A Tesla Model S like the one seen here at an auto show earlier this year was in autopilot mode when it crashed into a tractor trailer.

Mark Schiefelbein/AP

The fatal crash of a Tesla Model S car that was in autopilot mode when it collided with a truck on a Florida highway last month is prompting the National Highway Traffic Safety Administration to open a preliminary evaluation of the automatic driving feature.

"This is the first known fatality in just over 130 million miles where Autopilot was activated," Tesla says in a blog post announcing the NHTSA plan. "Among all vehicles in the US, there is a fatality every 94 million miles."

The car in question was a 2015 model of the Tesla Model S. Here's how the company describes the crash:

"What we know is that the vehicle was on a divided highway with Autopilot engaged when a tractor trailer drove across the highway perpendicular to the Model S. Neither Autopilot nor the driver noticed the white side of the tractor trailer against a brightly lit sky, so the brake was not applied.
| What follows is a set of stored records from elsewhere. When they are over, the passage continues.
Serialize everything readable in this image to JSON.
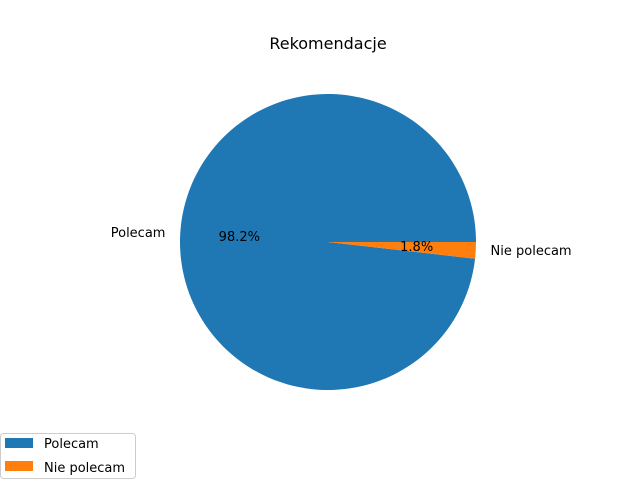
{
  "chart_data": {
    "type": "pie",
    "title": "Rekomendacje",
    "labels": [
      "Polecam",
      "Nie polecam"
    ],
    "values": [
      98.2,
      1.8
    ],
    "percent_labels": [
      "98.2%",
      "1.8%"
    ],
    "colors": [
      "#1f77b4",
      "#ff7f0e"
    ],
    "start_angle_deg": 0,
    "direction": "counterclockwise",
    "legend": {
      "placement": "bottom-left",
      "entries": [
        "Polecam",
        "Nie polecam"
      ]
    }
  }
}
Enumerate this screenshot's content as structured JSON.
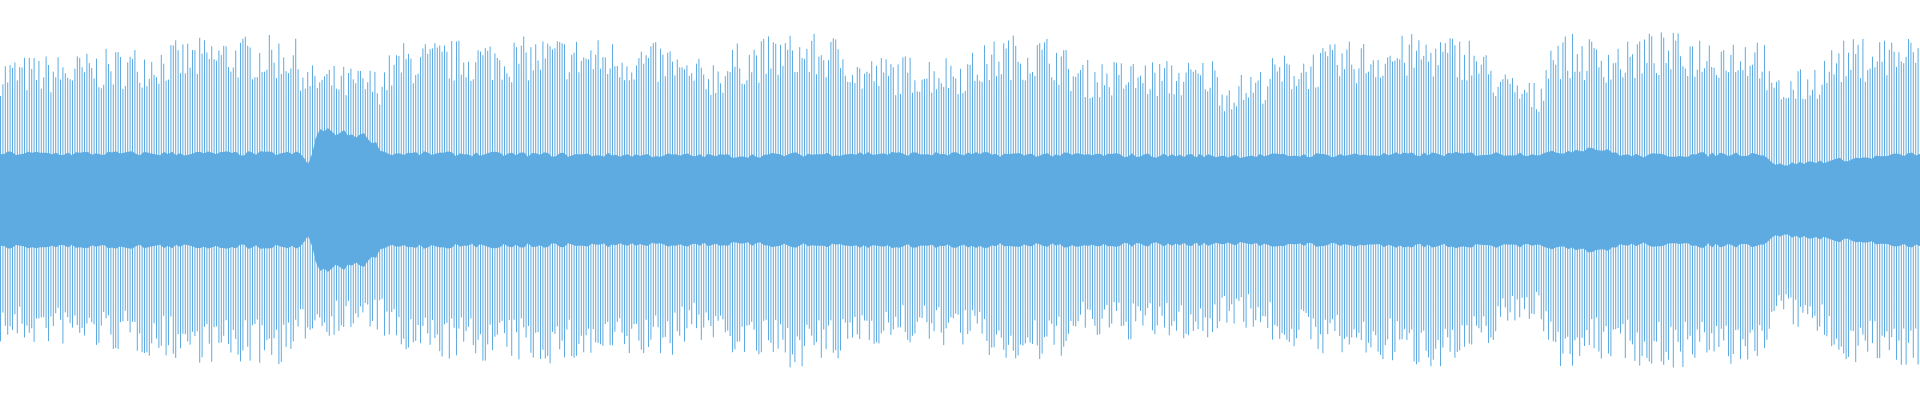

The high ride height of the trailer combined with its positioning across the road and the extremely rare circumstances of the impact caused the Model S to pass under the trailer, with the bottom of the trailer impacting the windshield of the Model S."

Discussing the man who died in the crash, the company's blog post says, "He was a friend to Tesla and the broader EV community, a person who spent his life focused on innovation and the promise of technology and who believed strongly in Tesla's mission."

In the post, the company also extended its sympathies to the man's family.

Neither Tesla nor NHTSA identified the man — but several media outlets, including Forbes, are reporting his identity as Joshua Brown, 40, an Ohio technology executive and former Navy SEAL who was in Florida when the fatal accident occurred.

In a statement to The Verge, NHTSA said in part:

"NHTSA's Office of Defects Investigation will examine the design and performance of the automated driving systems in use at the time of the crash. During the Preliminary Evaluation, NHTSA will gather additional data regarding this incident and other information regarding the automated driving systems.

"The opening of the Preliminary Evaluation should not be construed as a finding that the Office of Defects Investigation believes there is either a presence or absence of a defect in the subject vehicles."